En quarante ans, le Brésil a fait de l’agriculture l’une des clés de son développement. Elle représente 7 % de son PIB et emploie un quart des effectifs salariés dans six millions d’entreprises. Le secteur connaît une croissance moyenne de 16,1 % par an depuis 2000 et le pays est un exportateur net de produits agricoles, qui représentent 35 % des exportations. En 2009, le Brésil a été le premier exportateur mondial de sucre, de bœuf, de poulets, de jus d’orange, de café vert et de soja ; le quatrième pour le maïs et la viande de porc. Les exportations de ces produits ont progressé en moyenne de 14 % par an depuis 2000, passant de 16,2 milliards de dollars à 59,5 milliards en 2008. En décembre 2009, note Standard Bank, les importations agricoles africaines (sucre, produits laitiers, céréales) en provenance du Brésil ont grimpé de 3,1 % et ont représenté 7,7 % de la production du pays de Lula.
Autre atout brésilien : les biocarburants. Il est le second producteur et le premier exportateur mondial d’éthanol.

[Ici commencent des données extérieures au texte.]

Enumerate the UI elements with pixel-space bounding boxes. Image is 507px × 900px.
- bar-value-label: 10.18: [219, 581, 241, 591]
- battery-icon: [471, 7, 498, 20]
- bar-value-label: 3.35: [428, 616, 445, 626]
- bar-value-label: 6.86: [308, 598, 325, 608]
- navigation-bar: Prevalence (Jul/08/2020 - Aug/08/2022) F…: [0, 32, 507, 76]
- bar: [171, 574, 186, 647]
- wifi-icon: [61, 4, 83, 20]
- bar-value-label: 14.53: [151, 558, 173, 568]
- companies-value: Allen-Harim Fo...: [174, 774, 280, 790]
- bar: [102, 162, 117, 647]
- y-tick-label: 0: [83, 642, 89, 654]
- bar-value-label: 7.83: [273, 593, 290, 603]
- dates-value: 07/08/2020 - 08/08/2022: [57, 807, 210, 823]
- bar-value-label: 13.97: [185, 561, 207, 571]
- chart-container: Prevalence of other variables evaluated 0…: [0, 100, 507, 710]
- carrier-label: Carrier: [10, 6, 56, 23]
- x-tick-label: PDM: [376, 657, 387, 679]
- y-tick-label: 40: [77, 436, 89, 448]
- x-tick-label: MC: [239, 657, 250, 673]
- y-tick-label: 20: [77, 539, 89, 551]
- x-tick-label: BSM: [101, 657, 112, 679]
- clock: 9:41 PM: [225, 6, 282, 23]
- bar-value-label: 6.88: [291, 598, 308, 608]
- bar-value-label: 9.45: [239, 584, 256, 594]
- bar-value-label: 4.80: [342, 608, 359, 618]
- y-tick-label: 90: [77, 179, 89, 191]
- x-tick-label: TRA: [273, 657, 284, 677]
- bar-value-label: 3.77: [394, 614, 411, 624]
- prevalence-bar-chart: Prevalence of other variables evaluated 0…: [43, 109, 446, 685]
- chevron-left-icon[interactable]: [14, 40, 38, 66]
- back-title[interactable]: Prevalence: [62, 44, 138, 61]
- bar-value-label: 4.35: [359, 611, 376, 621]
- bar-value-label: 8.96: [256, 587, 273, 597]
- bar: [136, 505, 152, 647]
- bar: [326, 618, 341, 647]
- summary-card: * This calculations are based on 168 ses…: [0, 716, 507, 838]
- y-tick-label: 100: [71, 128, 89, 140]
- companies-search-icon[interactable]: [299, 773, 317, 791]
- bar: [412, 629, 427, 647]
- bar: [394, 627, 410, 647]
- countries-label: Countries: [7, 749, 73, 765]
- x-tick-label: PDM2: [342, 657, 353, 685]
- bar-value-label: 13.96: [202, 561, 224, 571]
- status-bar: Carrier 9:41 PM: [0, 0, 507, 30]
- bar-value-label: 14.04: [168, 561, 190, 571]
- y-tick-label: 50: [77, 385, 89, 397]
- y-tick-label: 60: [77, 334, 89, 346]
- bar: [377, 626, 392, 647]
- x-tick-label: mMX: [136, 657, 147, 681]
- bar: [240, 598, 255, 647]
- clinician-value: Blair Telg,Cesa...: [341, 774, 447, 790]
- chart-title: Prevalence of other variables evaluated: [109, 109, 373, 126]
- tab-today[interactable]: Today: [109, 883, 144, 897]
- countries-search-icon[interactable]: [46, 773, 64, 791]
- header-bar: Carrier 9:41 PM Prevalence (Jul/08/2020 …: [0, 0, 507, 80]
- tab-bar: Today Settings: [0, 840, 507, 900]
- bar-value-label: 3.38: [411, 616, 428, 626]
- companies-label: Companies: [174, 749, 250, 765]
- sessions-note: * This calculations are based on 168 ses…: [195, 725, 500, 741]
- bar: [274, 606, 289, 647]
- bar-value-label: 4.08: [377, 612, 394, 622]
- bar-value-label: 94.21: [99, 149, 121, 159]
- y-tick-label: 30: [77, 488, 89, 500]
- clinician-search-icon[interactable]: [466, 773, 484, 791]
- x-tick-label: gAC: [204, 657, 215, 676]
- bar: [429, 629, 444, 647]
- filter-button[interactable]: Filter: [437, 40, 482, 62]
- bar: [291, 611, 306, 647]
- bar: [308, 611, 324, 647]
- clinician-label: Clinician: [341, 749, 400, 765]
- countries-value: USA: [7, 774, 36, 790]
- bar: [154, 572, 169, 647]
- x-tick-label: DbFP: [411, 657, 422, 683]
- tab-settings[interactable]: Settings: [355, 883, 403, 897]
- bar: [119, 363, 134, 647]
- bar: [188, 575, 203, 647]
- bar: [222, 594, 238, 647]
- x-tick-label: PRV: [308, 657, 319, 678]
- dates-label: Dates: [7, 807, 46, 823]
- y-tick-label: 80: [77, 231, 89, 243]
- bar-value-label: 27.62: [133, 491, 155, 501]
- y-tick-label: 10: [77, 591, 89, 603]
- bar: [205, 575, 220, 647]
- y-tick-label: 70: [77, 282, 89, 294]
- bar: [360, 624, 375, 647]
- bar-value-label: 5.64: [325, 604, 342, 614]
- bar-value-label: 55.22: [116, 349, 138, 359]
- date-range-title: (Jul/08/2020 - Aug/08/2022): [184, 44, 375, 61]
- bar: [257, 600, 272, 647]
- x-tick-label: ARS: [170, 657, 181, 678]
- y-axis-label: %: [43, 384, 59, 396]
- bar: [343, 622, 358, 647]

Le Nigeria (97,8 millions de litres importés en 2008), le Ghana et l’Angola figurent parmi les premiers marchés du Brésil pour ce carburant vert. « L’Afrique est très clairement un potentiel de croissance énorme pour les exportations brésiliennes d’éthanol », note Standard Bank. Embrapa, l’entreprise publique brésilienne de recherche agricole, a signé des contrats de formation, d’assistance technique et de conseil en matière d’agriculture ou de biocarburants dans plus d’une vingtaine de pays africains.
Mais ce sont les conséquences des changements climatiques qui pourraient amplifier l’intérêt de Brasília pour le continent. D’ici à 2020, le réchauffement de la planète pourrait faire chuter ses exportations de soja et de café respectivement de 20 % et de 10 %. Et le Brésil d’imaginer rejoindre le Qatar, la Chine, l’Arabie saoudite ou la Corée du Sud dans l’achat ou la location de terres agricoles en Afrique. « Une exploitation en Zambie coûte dix fois moins cher qu’en Argentine », souligne Standard Bank. Pour le plus grand bien de l’Afrique ?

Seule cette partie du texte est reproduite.